This thesis chronicles the manufacture, retailing and consumption of tobacco in
Ireland. Its purpose is to demonstrate that tobacco played an important part in the
economic and social life of the country. The tobacco trade evolved from hundreds
of local small-scale merchants to one which boasted of having the largest tobacco
factory in the world. It shows that a small number adapted to modern
manufacturing and marketing methods and how they responded to the threats
from overseas competition. The relationship between the state and the tobacco
trade centred on the state’s need to protect the revenue it raised from duties placed
on the commodity. The considerable body of legislation enacted, allied to the
investment made by the state in establishing agencies to secure this revenue
speaks loudly of the trade’s importance to the national economy. The threats from
smuggling and adulteration and the perceived threat from domestic cultivation
cast doubts on the true level of consumption in the early nineteenth century. By
equating imports for home consumption as the official level of consumption, the
study reveals that tobacco use continued to rise throughout the period despite
wars, internal unrest, famine and depopulation.
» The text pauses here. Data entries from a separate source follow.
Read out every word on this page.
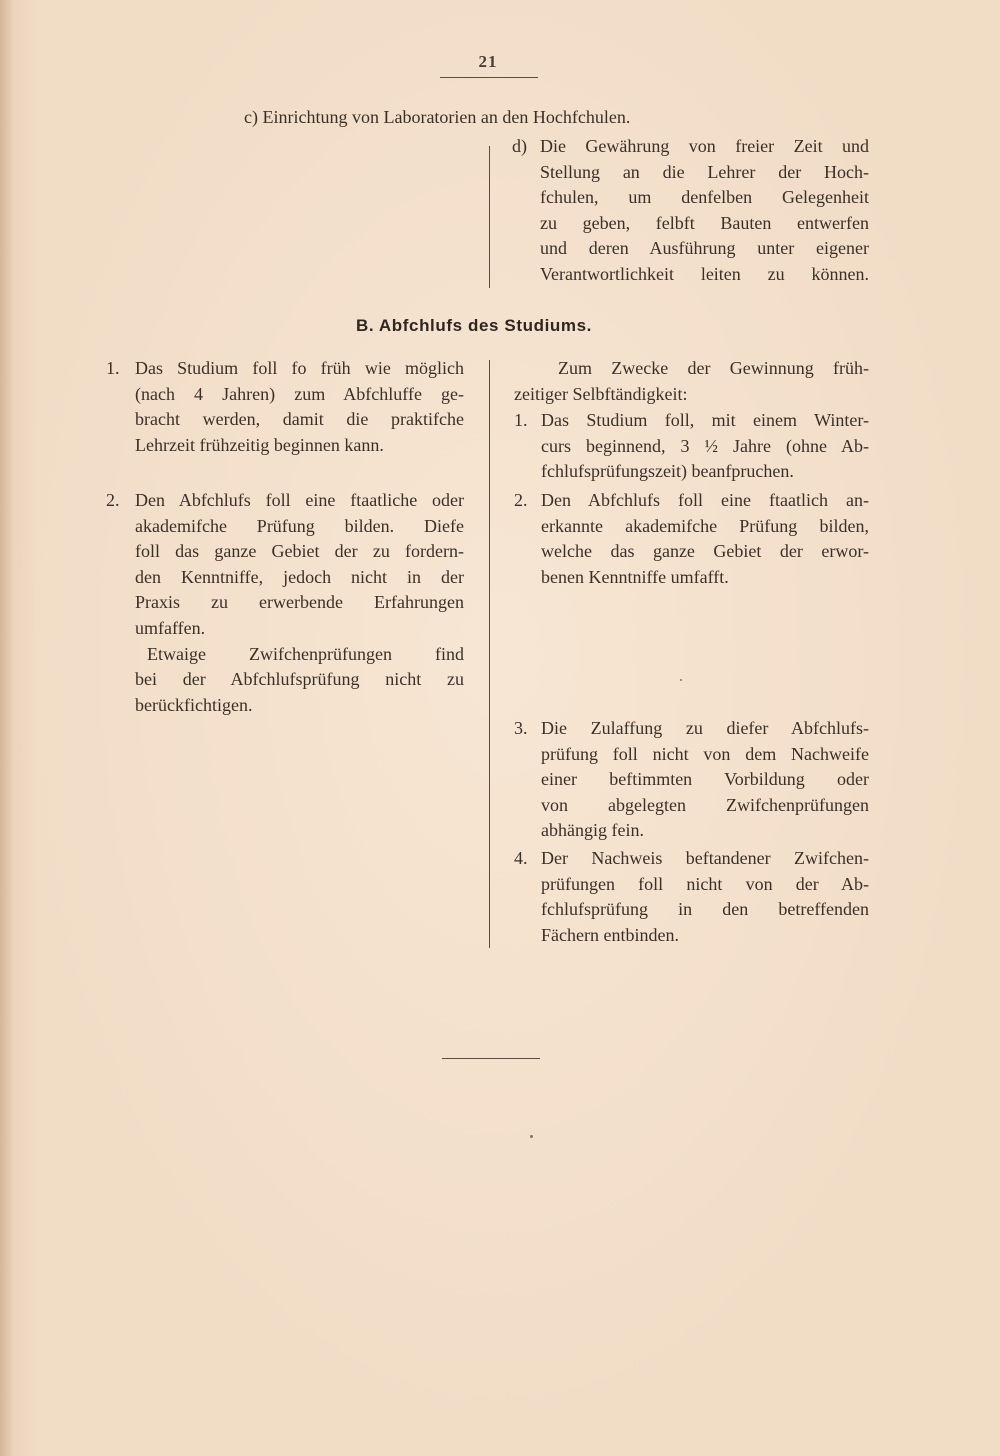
21
c) Einrichtung von Laboratorien an den Hochfchulen.
d) Die Gewährung von freier Zeit und
Stellung an die Lehrer der Hoch-
fchulen, um denfelben Gelegenheit
zu geben, felbft Bauten entwerfen
und deren Ausführung unter eigener
Verantwortlichkeit leiten zu können.
B. Abfchlufs des Studiums.
1. Das Studium foll fo früh wie möglich
(nach 4 Jahren) zum Abfchluffe ge-
bracht werden, damit die praktifche
Lehrzeit frühzeitig beginnen kann.
2. Den Abfchlufs foll eine ftaatliche oder
akademifche Prüfung bilden. Diefe
foll das ganze Gebiet der zu fordern-
den Kenntniffe, jedoch nicht in der
Praxis zu erwerbende Erfahrungen
umfaffen.
Etwaige Zwifchenprüfungen find
bei der Abfchlufsprüfung nicht zu
berückfichtigen.
Zum Zwecke der Gewinnung früh-
zeitiger Selbftändigkeit:
1. Das Studium foll, mit einem Winter-
curs beginnend, 3 ½ Jahre (ohne Ab-
fchlufsprüfungszeit) beanfpruchen.
2. Den Abfchlufs foll eine ftaatlich an-
erkannte akademifche Prüfung bilden,
welche das ganze Gebiet der erwor-
benen Kenntniffe umfafft.
3. Die Zulaffung zu diefer Abfchlufs-
prüfung foll nicht von dem Nachweife
einer beftimmten Vorbildung oder
von abgelegten Zwifchenprüfungen
abhängig fein.
4. Der Nachweis beftandener Zwifchen-
prüfungen foll nicht von der Ab-
fchlufsprüfung in den betreffenden
Fächern entbinden.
Irish consumer’s mode of
consumption and choice of tobacco type differed from British and European
customs. Fashion, price, convenience and marketing are shown to have
contributed to the changes in the way tobacco was consumed and in who was
consuming it. The study looks at the popularity of tobacco amongst the Irish poor
contrasting their enjoyment of it with the views of those above them in society
who saw it as a waste of meagre resources and thus morally wrong. The gendering
of tobacco consumption in the nineteenth century is examined and shows how
women were subject to societal mores that sought to separate them from tobacco
and its users. The study highlights smoking as being symbolically important in the
struggle for women’s equality. As an item of everyday consumption, tobacco was
enjoyed at all levels of society which made the tobacco trade an important element
in the economy in itself and as an essential source of state revenue.